From Fulton Street to the Brooklyn Bridge on South Street, under the highway and to the edge of the river, stream stalls on stalls of red snapper, of endless sacks of scallops and scallop-shaped dogfish, of dried slabs of cod in soldierly rows, of silver threads of smelt glittering in gilt cans, of ice nests holding mounds of shrimp and a strayed starfish or two. 

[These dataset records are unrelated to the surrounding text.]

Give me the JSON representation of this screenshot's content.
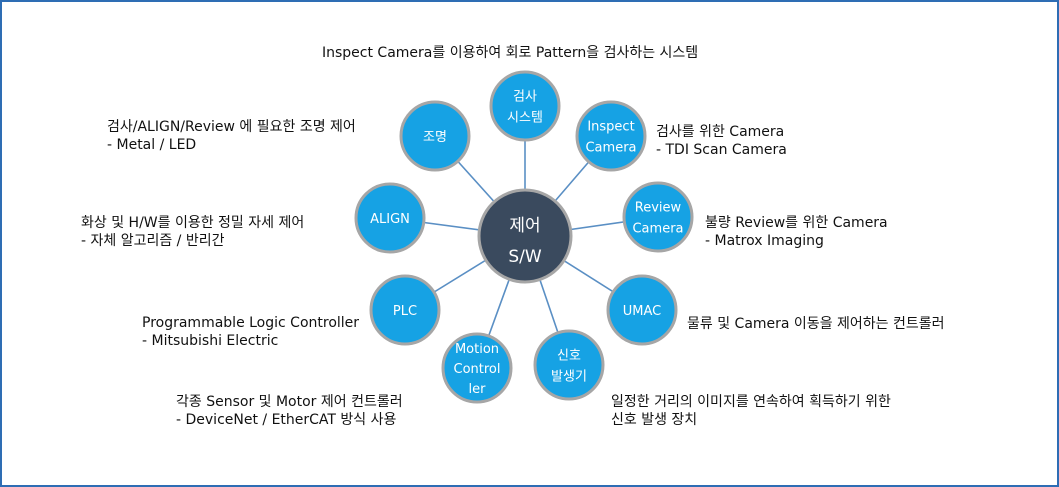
{
  "center": {
    "line1": "제어",
    "line2": "S/W"
  },
  "nodes": [
    {
      "id": "inspection-system",
      "lines": [
        "검사",
        "시스템"
      ]
    },
    {
      "id": "inspect-camera",
      "lines": [
        "Inspect",
        "Camera"
      ]
    },
    {
      "id": "review-camera",
      "lines": [
        "Review",
        "Camera"
      ]
    },
    {
      "id": "umac",
      "lines": [
        "UMAC"
      ]
    },
    {
      "id": "signal-generator",
      "lines": [
        "신호",
        "발생기"
      ]
    },
    {
      "id": "motion-controller",
      "lines": [
        "Motion",
        "Control",
        "ler"
      ]
    },
    {
      "id": "plc",
      "lines": [
        "PLC"
      ]
    },
    {
      "id": "align",
      "lines": [
        "ALIGN"
      ]
    },
    {
      "id": "lighting",
      "lines": [
        "조명"
      ]
    }
  ],
  "descriptions": {
    "inspection_system": [
      "Inspect Camera를 이용하여 회로 Pattern을 검사하는 시스템"
    ],
    "inspect_camera": [
      "검사를 위한 Camera",
      "- TDI Scan Camera"
    ],
    "review_camera": [
      "불량 Review를 위한 Camera",
      "- Matrox Imaging"
    ],
    "umac": [
      "물류 및 Camera 이동을 제어하는 컨트롤러"
    ],
    "signal_generator": [
      "일정한 거리의 이미지를 연속하여 획득하기 위한",
      "신호 발생 장치"
    ],
    "motion_controller": [
      "각종 Sensor 및 Motor 제어 컨트롤러",
      "- DeviceNet / EtherCAT 방식 사용"
    ],
    "plc": [
      "Programmable Logic Controller",
      "- Mitsubishi Electric"
    ],
    "align": [
      "화상 및 H/W를 이용한 정밀 자세 제어",
      "- 자체 알고리즘 / 반리간"
    ],
    "lighting": [
      "검사/ALIGN/Review 에 필요한 조명 제어",
      "- Metal / LED"
    ]
  },
  "colors": {
    "center_fill": "#3a4a5e",
    "node_fill": "#16a2e4",
    "node_stroke": "#a6a6a6",
    "connector": "#5a8fc4",
    "border": "#2e6db4"
  }
}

Weathered men in high boots and heavy sweaters weigh out heaps of fish in suspended 100-pound scoop scales.  Two men drag and carry a grouper twice their size, its face still set in the common fish expression of blustering anger.  A row of cod, each in its own basket, stands head down with tail fins spread up and out, like precision drivers in a water ballet. Out at the very end of the piers rest a few fishing smacks, rusty and worn, their nets hanging limp and dull. At one time, the bulk of deliveries to the market was made by boats, but they have been supplanted by trucks, and it is now the truckmen who are the tough, salty characters while the fishermen become anachronistic shadows.

For breakfast, recross the market (watch out for slashing freight-hooks and heaving swinging scales) to South Street, just before Fulton, where you will find Sloppy Louie’s. It will be full of leather-lunged drivers and merchants engulfing extraordinary breakfasts, taking full advantage of the menu’s promise: “Saute´dishes with garlic flavor no extra charge.”